The cat departs as swiftly as it arrived. Detecting a new faint jingling, my fickle feline friend leaps from my lap, running to the cathedral wall, disappearing into a chink in the stone.
The new jingler comes bounding around the corner, this time accompanied by a human.
It is a poodle, and it wastes no time in bounding up to me, pressing its warm, wet nose between my knees. I bend to pet its tight curls. It preens, and deigns to endure my affection.
“Her name is Sunshine. Isn’t she a lovely animal?” Says the accompanying human, a woman of at least seven decades, effervescent curls hidden beneath a wool scarf.
“She’s beautiful!” I reply.
“She’s not mine, but I watch her.” replies the lady.
We exchange a few more words, and then at last I find myself homeward bound again.

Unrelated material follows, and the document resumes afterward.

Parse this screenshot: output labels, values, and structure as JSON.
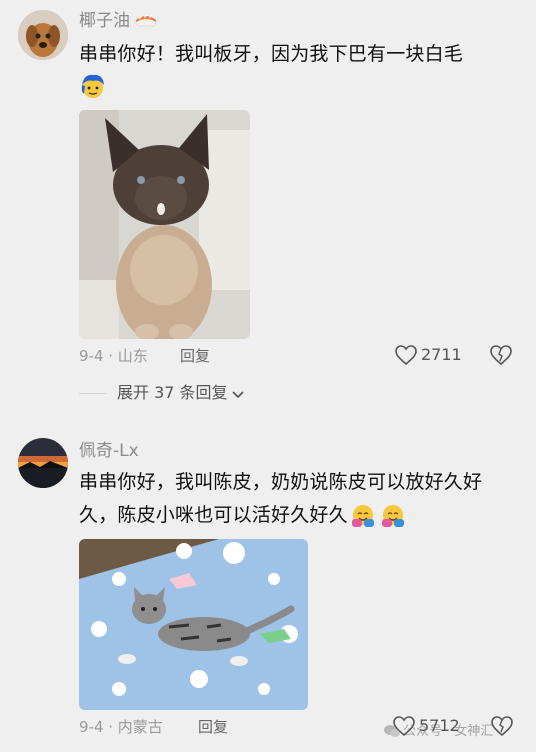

I laugh to myself. How funny to meet a dog called “sunshine” in the navy dark of this wintery evening.
I am back from my walk now, my knees tucked against my chest, with the cosiest of blankets around my shoulders. I find that the world makes more sense to me than it did before. And I make more sense in it.
To say my hour long encounter with the natural world was “therapeutic” seems incorrect. Encountering the wildness of a Scottish winter night isn’t good because it makes me feel better, but because there is something about coming into contact with nature that is good, right, ordered. It’s not about my feelings, but about the essential richness of my relation to the world in that state. Something in encountering the wild, untamed and creaturely that draws me back into a deeper reality than the anxious world of screens can offer me.
I have remembered, for a time, who I, and we all, are meant to be: gardeners. We are meant to be at home resting in the grace of given things, cultivating the willing earth, marvelling at the celestial hosts as they dance over us each day. Tasting, touching, smelling the love of the Great Gardener.
In this weary world, it seems we will never experience the fullness of this calling. But in the midst of our struggling world, let us not take for granted these creature comforts, the beauty of a midnight walk, the satisfied purr of a rested kitten, the smile of a stranger. It is my naive and persistent belief that such comforts drawn us back to the givenness of our being, and cause us to live humbler, holier lives.
They remind us that we are small and creaturely.
Perhaps that is the best place to start.
I come into the presence of still water. And I feel above me the day-blind stars waiting with their light. For a time I rest in the grace of the world, and am free. - Wendell Berry, "Peace of Wild Things."